Nice Note that $AD = MK$ so $ADKM$ is parallelogram. $CH \perp AB \parallel DK$ so we need to prove $H$ is orthocenter of $CKD$. Note that since $DK \perp CH$ we only need to prove $\angle DHK = \angle DCK$. Claim $1: CNKD$ is cyclic. Proof $:$ Note that $\angle DKN = 180 - \angle DKM = 180 - \angle A = 180 - \angle C$. Let $H'$ be reflection of $H$ w.r.t midpoint of $KD$. We need to prove $H'$ lies on $CNKD$. Note that $H'D = HK$ and $DA = KN$ and $\angle HKN = \angle H'DA$ so $ADH'$ and $NKH$ are congruent and so $AHNH'$ is also parallelogram so $NH' \parallel AH \perp NC$ so $\angle CNH' = 90$. Now assume $S$ is orthocenter of $CKD$ and $S'$ is reflection of $S$ w.r.t midpoint of $DK$. Since $\angle DS'K = DSK = ACK$, $S'$ lies on $CNKD$ and since $CK \perp DS \parallel KS'$ we have that $\angle CNS' = 90 = \angle CNH'$. Since $S'H' \parallel CH$ and $CH$ is not perpendicular to $NC$ so $S'$ and $H'$ are same so $S$ and $H$ are same so $H$ is orthocenter of $CKD$ as wanted.

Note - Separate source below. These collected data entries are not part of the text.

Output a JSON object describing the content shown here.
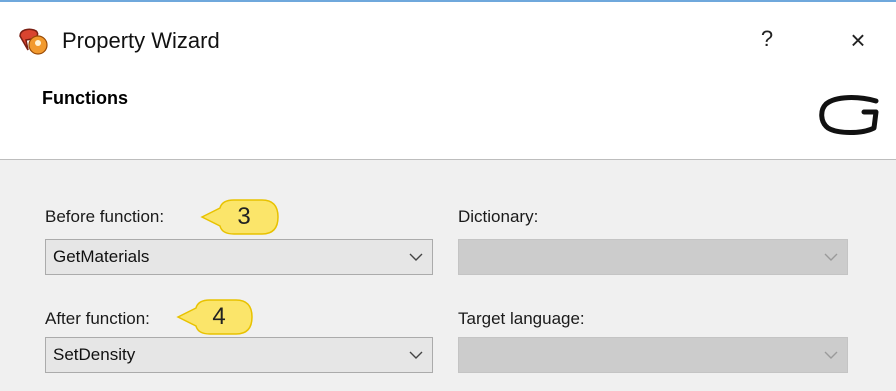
{
  "window": {
    "title": "Property Wizard",
    "help_label": "?",
    "close_label": "×"
  },
  "header": {
    "section_title": "Functions"
  },
  "form": {
    "before_function": {
      "label": "Before function:",
      "value": "GetMaterials"
    },
    "after_function": {
      "label": "After function:",
      "value": "SetDensity"
    },
    "dictionary": {
      "label": "Dictionary:",
      "value": ""
    },
    "target_language": {
      "label": "Target language:",
      "value": ""
    }
  },
  "callouts": [
    {
      "number": "3"
    },
    {
      "number": "4"
    }
  ],
  "colors": {
    "callout_fill": "#fbe56a",
    "callout_stroke": "#e8c200",
    "content_bg": "#f0f0f0",
    "accent_line": "#6fa8dc",
    "app_icon_red": "#d9442f",
    "app_icon_orange": "#f29a2e"
  },
  "icons": {
    "app": "property-wizard-app-icon",
    "logo": "brand-logo",
    "dropdown": "chevron-down-icon"
  }
}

Synthetic solution (Angle-chase): Re-define $H$ to be the orthocenter of $\triangle CKD$. Then: evidently $CH \perp AB$ as $AB \parallel CK$. It suffice to show that $AH \perp BC$. Notice that: $$\angle DAM = \angle CKM = \angle DCN$$which implies $CNKD$ to be cyclic. Consider $CC'$ to be the diameter of $(CNKD)$. Notice that: $HDC'K$ and $AKND$ are parallelograms which implies $ADNH$ to be a parallelogram. Since $C'N \perp BC$, we have $AH \perp BC$. Hence proved.